Yaprak Dökümü eseri Türk edebiyatında oldukça ses getiren bir eser oldu. Çünkü toplumsal olarak bir ahlaki çöküntüyü ele alan yazar Reşat Nuri Güntekin aile yaşantısının ne kadar toplumsal geleneklerden uzaklaştığını bize aktarır. Bir yobazlaşmadan söz edebildiğimiz bu eser, gerçekçi bir anlayış ile kaleme alınmıştır. Olabildiğince sadelikte yazılan eser, halktaki çalkantıları anlatmış ve dönemin getirdiği birtakım mecburiyetler etrafında takılıp kalmamıştır. Ayrıca Reşat Nuri Güntekin diğer eserlerinde de olduğu gibi bu eserinde de İstanbul çevresini konu almış yaptığı analiz ve betimlemeleriyle bizi o döneme sürükleyebilen bir öykü hazırlamıştır. Ayrıca hem kitapta yapılan tüm değişikliğe rağmen hem de değişen dönem ve hayat şekilleri itibaren Yaprak Dökümü romanı kendini bu dönemde dahi okutturmayı başarabilen bir konusu vardır. Hikayede olayların ve kişilerin birbirleriyle beraber çatışma durumu o kadar güzel işlenmiş ki durumun vahametinin iliklerimize kadar işlediğini söylebiliriz. Yapılan bütün analizlerin bir sonucu olarak bu roman tazeliğini koruyan bir olguya da değindiğini söyleyebiliriz. Aile yaşantısında kardeşlerin ya da anne babanın birbiriyle çatışma durumunu öyle iyi ele alındığı bir roman ile karşı karşıyayız ki kitabın sonunda mutlaka gerçekçi bir şekilde tarafımız oluyor.

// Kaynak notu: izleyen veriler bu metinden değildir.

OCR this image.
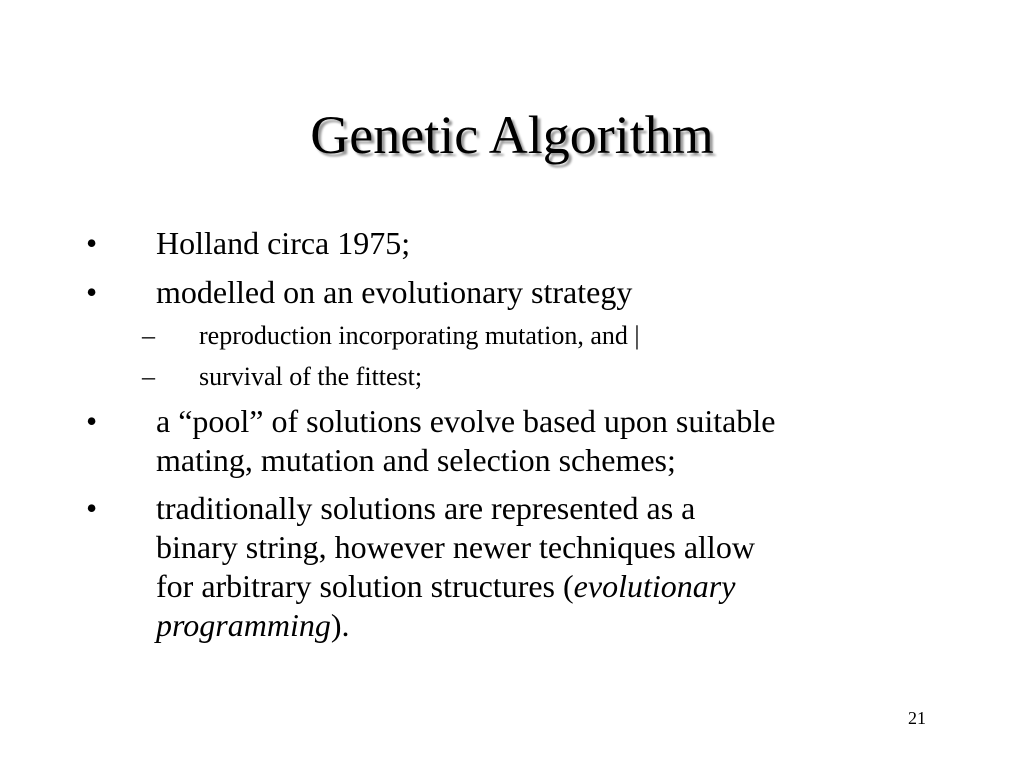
Genetic Algorithm
• Holland circa 1975;
• modelled on an evolutionary strategy
– reproduction incorporating mutation, and |
– survival of the fittest;
• a “pool” of solutions evolve based upon suitable
mating, mutation and selection schemes;
• traditionally solutions are represented as a
binary string, however newer techniques allow
for arbitrary solution structures (evolutionary
programming).
21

Bu durumda Reşat Nuri Güntekin’in gerçekçi bir roman kaleme aldığını söylemek ve onu bize inandırarak sahiden böyle bir ailenin yaşadığına inanmak yazarın ne kadar usta olduğunu bize gösteriyor.
Reşat Nuri Güntekin
Reşat Nuri Güntekin beni 1889 da 25 Kasım’da İstanbul’da doğmuştur. 1957 Aralık’ta Londra’da vefat etti. Cumhuriyet dönemi edebiyatında yazılar yazmıştır. Çalıkuşu Yeşil Gece ve Anadolu Notları gibi önemli eserleri ile tanınmış olan yazar eserlerinde toplumsal konuları işledi. Anadolu’daki yaşam ve Anadolu’nun insanı konusunda çevre insan ilişkisi bakımından sorunları ele almış ve toplumu yansıtan eserler miras bırakmıştır. Reşat Nuri Güntekin Kültür çatışmalarına bir arada toplayan yazıları ile oldukça ünlenmiş bir yazardır. Babasının kütüphaneci olması nedeni ile yazılarında oldukça kıymetli bir Türkçe ile yazıldığını söylemek mümkündür. Onun gelişimi Türk edebiyatının cumhuriyet dönemindeki gelişimi etkilemiştir. Reşat Nuri Güntekin 1927’de Erenköy Lisesinden mezun olarak Öğretmenlik mesleğini icra eder. Anadolu’nun çeşitli yerlerinden çeşitli okullarda Türkçe öğretmeni Fransızca öğretmeni ve müdür olarak görev alır. İlham kaynağı olarak sonra tiyatro eserlerini yazmaya başlar. Reşat Nuri Güntekin hikaye olarak 1919’da Roçild Bey, Eski Ahbap, 1923’te Sönmüş Yıldızlar, 1927’de Tanrı Misafiri, 1928’de Leyla ile Mecnun, 1930’da Olağan İşler, Aşk Mektupları, Boyunduruk hikayelerini kaleme almıştır. Milli Eğitim Bakanlığı 100 Türk edebiyatçısı ve 100 Temel Eser içerisinde Reşat Nuri Güntekin’in eserlerinin bulunması Türk edebiyatına her zaman her dönemde katkı sağladığının önemli göstergesidir.